Aging Process: What is Happening to the Body and What Does it Mean? 12/29/23
About the Course:
According to the CDC, the fastest growing age group in the United States is those 65 and older. In fact, by 2060 older adults will make up 25% of the population. All health care providers will be involved in the care of this population of patients at some point throughout their careers.
It is essential that healthcare providers have an understanding of the changes that occur to the major systems of the body with aging and how these changes impact overall function and safety in order to provide the most thorough, individualized, and comprehensive care for older adults.
This course discusses at an in-depth level the physiological changes that occur with aging, the modifiable factors that impact the effects of aging, and how these contribute to the function of older adults. Participants will gain knowledge in assessing what changes are normal with aging versus those that are not, intervention strategies, and in addressing risk factors when they are identified.
- Break down 2 changes that occur to the vertebral column with aging.
- Analyze 2 contributing factors to decreased bone density that occurs in older adults.
- Characterize 2 changes that occur to the muscular system with aging.
- Analyze 2 functional implications of the changes that occur to the muscular system with aging.
- Classify 3 changes that occur in the cardiovascular systems with normal aging.
- Confirm 2 changes to the respiratory system with aging and explain how they impact the physical functioning of an older adult.
- Analyze one way in which the changes that occur with aging in the nervous system affect function.
- Classify 3 differences between normal cognitive aging changes and dementia.
- Characterize difference between cataracts, macular degeneration, and glaucoma.
- Analyze the differences between the 4 main types of incontinence.
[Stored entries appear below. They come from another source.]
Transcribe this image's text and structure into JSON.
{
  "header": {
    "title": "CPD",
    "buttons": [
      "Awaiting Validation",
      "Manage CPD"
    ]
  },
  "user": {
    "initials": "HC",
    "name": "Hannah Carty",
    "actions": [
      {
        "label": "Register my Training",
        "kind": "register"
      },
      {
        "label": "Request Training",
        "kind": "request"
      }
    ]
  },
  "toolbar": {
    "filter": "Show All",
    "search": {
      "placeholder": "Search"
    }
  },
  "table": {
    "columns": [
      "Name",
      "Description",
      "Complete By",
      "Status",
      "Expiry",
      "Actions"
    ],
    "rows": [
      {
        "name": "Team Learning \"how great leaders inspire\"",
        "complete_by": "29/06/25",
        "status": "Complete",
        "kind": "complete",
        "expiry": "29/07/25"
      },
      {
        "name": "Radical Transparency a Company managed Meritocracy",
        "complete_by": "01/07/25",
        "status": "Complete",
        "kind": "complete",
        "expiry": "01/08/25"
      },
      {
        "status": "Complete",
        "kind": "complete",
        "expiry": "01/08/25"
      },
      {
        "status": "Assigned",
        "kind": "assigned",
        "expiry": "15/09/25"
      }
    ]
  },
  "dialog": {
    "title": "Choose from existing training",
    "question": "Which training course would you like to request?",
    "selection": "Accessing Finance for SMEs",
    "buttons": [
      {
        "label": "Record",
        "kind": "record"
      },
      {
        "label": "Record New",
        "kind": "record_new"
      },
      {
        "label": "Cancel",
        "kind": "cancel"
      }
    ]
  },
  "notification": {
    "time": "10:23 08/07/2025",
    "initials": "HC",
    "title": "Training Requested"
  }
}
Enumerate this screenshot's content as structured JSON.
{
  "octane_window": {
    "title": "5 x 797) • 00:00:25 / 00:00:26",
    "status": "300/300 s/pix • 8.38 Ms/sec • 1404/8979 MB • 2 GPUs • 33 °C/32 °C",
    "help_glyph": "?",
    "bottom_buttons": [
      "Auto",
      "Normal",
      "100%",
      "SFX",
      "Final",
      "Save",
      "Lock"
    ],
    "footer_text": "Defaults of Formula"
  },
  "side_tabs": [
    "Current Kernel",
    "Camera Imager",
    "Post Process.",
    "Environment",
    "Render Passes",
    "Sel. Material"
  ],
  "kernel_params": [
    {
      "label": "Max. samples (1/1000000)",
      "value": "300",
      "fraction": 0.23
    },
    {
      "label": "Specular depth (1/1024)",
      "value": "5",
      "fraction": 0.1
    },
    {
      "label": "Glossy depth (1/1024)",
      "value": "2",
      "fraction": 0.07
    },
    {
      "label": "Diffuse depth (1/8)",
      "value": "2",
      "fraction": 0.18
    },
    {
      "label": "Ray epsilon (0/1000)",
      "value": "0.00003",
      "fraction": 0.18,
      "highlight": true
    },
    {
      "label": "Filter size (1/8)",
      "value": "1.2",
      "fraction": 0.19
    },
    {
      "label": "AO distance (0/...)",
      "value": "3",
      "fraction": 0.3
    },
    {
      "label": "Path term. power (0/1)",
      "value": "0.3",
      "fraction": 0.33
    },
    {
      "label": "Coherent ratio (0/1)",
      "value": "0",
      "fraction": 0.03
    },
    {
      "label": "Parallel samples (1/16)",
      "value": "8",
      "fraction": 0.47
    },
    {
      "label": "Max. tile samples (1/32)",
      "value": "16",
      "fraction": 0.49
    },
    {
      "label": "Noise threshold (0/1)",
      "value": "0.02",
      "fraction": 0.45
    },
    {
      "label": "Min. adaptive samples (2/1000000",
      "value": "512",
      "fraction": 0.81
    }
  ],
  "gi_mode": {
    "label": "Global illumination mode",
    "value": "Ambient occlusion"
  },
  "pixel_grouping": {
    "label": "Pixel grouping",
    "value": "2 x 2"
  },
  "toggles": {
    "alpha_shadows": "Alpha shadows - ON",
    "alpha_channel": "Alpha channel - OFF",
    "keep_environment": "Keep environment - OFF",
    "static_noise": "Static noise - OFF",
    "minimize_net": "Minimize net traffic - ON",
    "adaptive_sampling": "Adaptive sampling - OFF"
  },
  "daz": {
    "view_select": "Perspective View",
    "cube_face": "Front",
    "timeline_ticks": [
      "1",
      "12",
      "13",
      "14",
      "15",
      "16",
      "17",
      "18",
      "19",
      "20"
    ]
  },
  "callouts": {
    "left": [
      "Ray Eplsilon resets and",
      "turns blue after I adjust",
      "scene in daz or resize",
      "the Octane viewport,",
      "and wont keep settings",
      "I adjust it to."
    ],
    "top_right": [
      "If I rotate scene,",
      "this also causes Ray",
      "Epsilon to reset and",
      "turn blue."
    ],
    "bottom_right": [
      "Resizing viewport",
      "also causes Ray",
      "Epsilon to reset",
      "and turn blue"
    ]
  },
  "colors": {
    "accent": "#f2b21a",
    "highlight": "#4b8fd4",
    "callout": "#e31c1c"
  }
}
- Break down at least 3 changes that occur with aging that result in older adults having an increased fall risk.
About the Author:
Suzanne Greenwalt, a licensed physical therapist, received her Doctor of Physical Therapy degree from A.T. Still University and a Master in Physical Therapy from Saint Louis University. She has worked in a variety of clinical settings including rehabilitation, skilled nursing facilities, acute care and outpatient rehabilitation. Suzanne is a board certified Geriatric Clinical Specialist and a board certified Cardiovascular and Pulmonary Clinical Specialist. She is an educator in two Doctor of Physical Therapy programs and is an educator and mentor in a geriatric residency program.
How to Receive Credit
- View the entire recording which requires a 3-hour commitment of time.
- After completion of the course, complete the final examination. A passing grade of 75% is required. Test questions link content to learning outcomes as a method to enhance individualized learning and material retention.
- Note to Nursing professionals: Depending on your state requirements, you will be asked to either affirm that you have completed the course, or you will be required to complete the Post-test included in the course.
- Provide required personal information and payment information.
- Complete the mandatory course evaluation.
- Print your Certificate of Completion.
Resolution of Conflict of Interest
Colibri Healthcare, LLC implemented mechanisms prior to the planning and implementation of the continuing education activity, to identify and resolve conflicts of interest for all individuals in a position to control content of the course activity.